U.S. Water is the owner and operator of the water treatment facility that provides drinking water for Lexington and for Public Water District 2 of Higginsville, Mo. EPA found Clean Air Act and EPCRA violations during inspections at the facility June 30, 2004 and Jan. 12, 2005.
Jim Gulliford, EPA Region 7 administrator in Kansas City, Kan., said, “We consider these types of violations to be very serious. EPA is committed to drinking water security and safe chemical handling practices, both of which are fundamental to protecting community members and emergency responders.”
EPA issued an administrative compliance order that requires the facility to comply with the chemical safety provisions of Section 112 of the Clean Air Act. These provisions require facilities that store or use hazardous substances to maintain a safe facility, identify hazards that could lead to accidental release, and institute measures to minimize the consequences of releases that do occur. The compliance order requires the facility to be inspected by a certified professional engineer. U.S. Water will be required to follow the engineer’s recommendations for improving the safety of the facility.
U.S. Water could be liable for penalties of up to $32,500 per day for each violation of Section 112 of the Clean Air Act, and up to $32,500 for each violation of EPCRA.
The EPCRA violations were failure to provide chemical inventory information to the local fire department, local emergency planning committee and state emergency response commission. This information is critical for emergency planning and response activities relating to the U.S. Water facility.
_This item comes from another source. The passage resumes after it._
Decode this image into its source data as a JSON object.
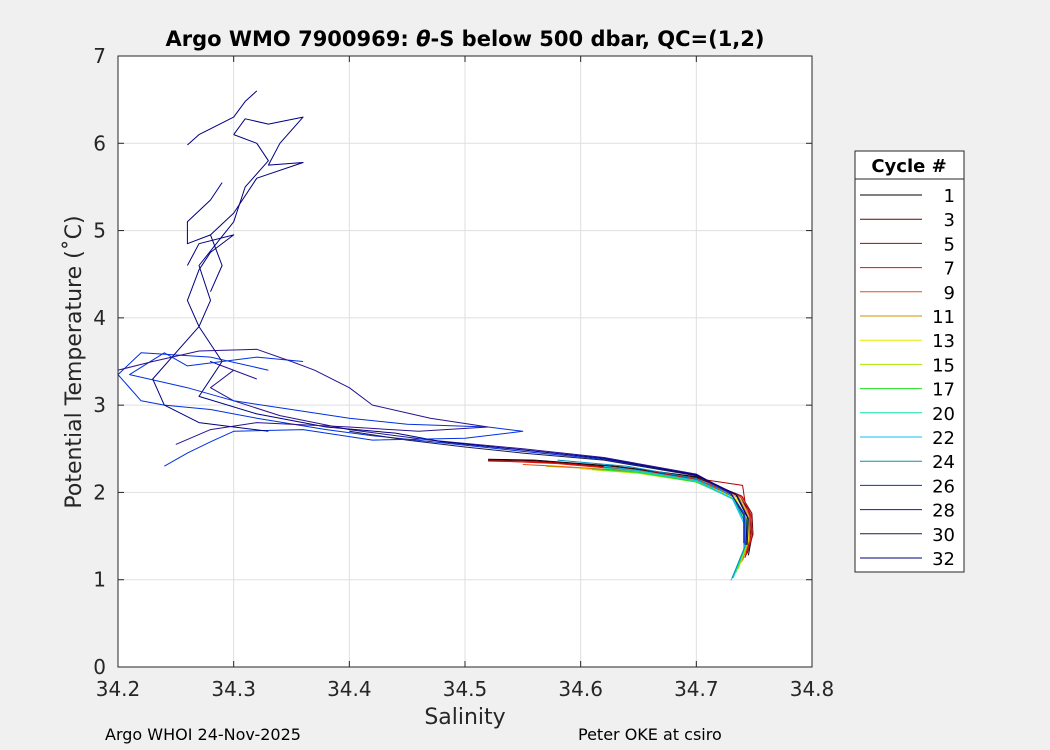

The complaint requires the facility to come into compliance with regulations in addition to paying the proposed penalties.
EPCRA and Section 112 of the Clean Air Act are intended to inform citizens about chemicals in the community, prevent releases of hazardous chemicals, protect the community and emergency responders in an event of accidental releases, and improve emergency response to releases.
The Missouri Department of Natural Resources (MDNR) accompanied EPA on the January 12, 2005, inspection of U.S. Water. Following the inspection, MDNR issued U.S. Water a Notice of Violation for violations of Missouri’s safe drinking water statutes and regulations. U.S. Water is working to address the violations included in the notice.